THE MEDICAL Council and 10 other professional bodies said yesterday that four articles in the Higher Education Bill would threaten human life and the country’s future.
The controversial articles seek to bar professional bodies from certifying courses at universities or dictating course content. If these articles go into effect, professional bodies will not be able to impose regulations on the practice of doctors, nurses, dentists, accountants, pharmacists, medical technologists, physical therapists, architects and engineers.
“Courses preparing students for professions related to patient care involve actual care of patients.

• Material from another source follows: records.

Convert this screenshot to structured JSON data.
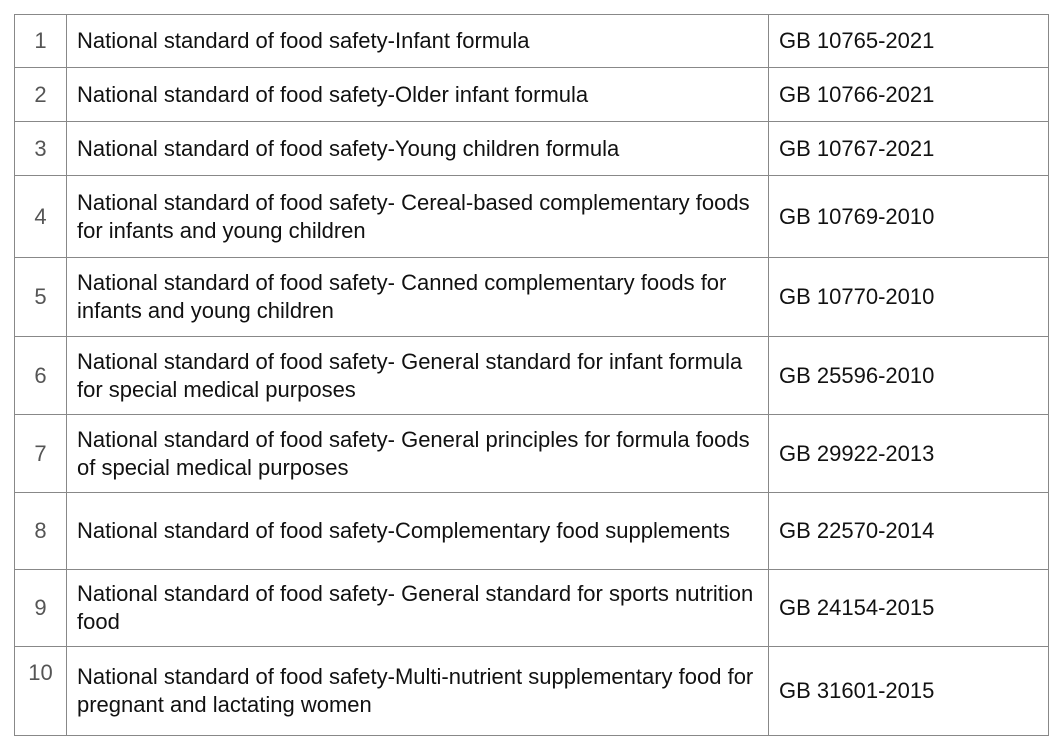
{
  "rows": [
    {
      "no": "1",
      "name": "National standard of food safety-Infant formula",
      "code": "GB 10765-2021"
    },
    {
      "no": "2",
      "name": "National standard of food safety-Older infant formula",
      "code": "GB 10766-2021"
    },
    {
      "no": "3",
      "name": "National standard of food safety-Young children formula",
      "code": "GB 10767-2021"
    },
    {
      "no": "4",
      "name": "National standard of food safety- Cereal-based complementary foods for infants and young children",
      "code": "GB 10769-2010"
    },
    {
      "no": "5",
      "name": "National standard of food safety- Canned complementary foods for infants and young children",
      "code": "GB 10770-2010"
    },
    {
      "no": "6",
      "name": "National standard of food safety- General standard for infant formula for special medical purposes",
      "code": "GB 25596-2010"
    },
    {
      "no": "7",
      "name": "National standard of food safety- General principles for formula foods of special medical purposes",
      "code": "GB 29922-2013"
    },
    {
      "no": "8",
      "name": "National standard of food safety-Complementary food supplements",
      "code": "GB 22570-2014"
    },
    {
      "no": "9",
      "name": "National standard of food safety- General standard for sports nutrition food",
      "code": "GB 24154-2015"
    },
    {
      "no": "10",
      "name": "National standard of food safety-Multi-nutrient supplementary food for pregnant and lactating women",
      "code": "GB 31601-2015"
    }
  ]
}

Without good standards, people’s lives could be in danger,” the 11 professional bodies said jointly at a press conference.
Dr Khrieng Ausavarungnirun, deputy secretary-general of the Medical Council, said the public would be affected if medical schools produced unqualified graduates.
Siri-orn Sindhu, vice president of the Thailand Nursing and Midwifery Council, said students were affected when educational institutes could not provide quality programmes.
“We have found that while most – if not all – graduates from well-established nursing institutes can qualify for a nursing licence, no more than 10 per cent of [those from] new institutes can get a passing score,” she said.
This means most graduates from new institutes will end up working in jobs not related to nursing.
Siri-orn said 60 per cent of new graduates manage to qualify for a nursing licence every year.
“If the Higher Education Bill sails through without any amendment, this percentage will drop significantly,” she added.
Veterinary Council of Thailand’s president Thawatchai Sakphuaram said this profession can also not be ignored as vets take care of not just pets, but also livestock.
“This means veterinary professionals play a key role in industries that are worth over Bt100 billion a year,” he said.
Medical Technology Council’s board member Somchai Viriyayudhakorn, meanwhile wondered who would be in charge if professional bodies were not allowed to help regulate educational programmes. “We are not against the entire bill. We only oppose four controversial articles,” he said.
Borwornsak Uwanno, who chairs the Council of State’s ad-hoc committee on the Higher Education Bill, said his panel would take into account the opinions of professional bodies.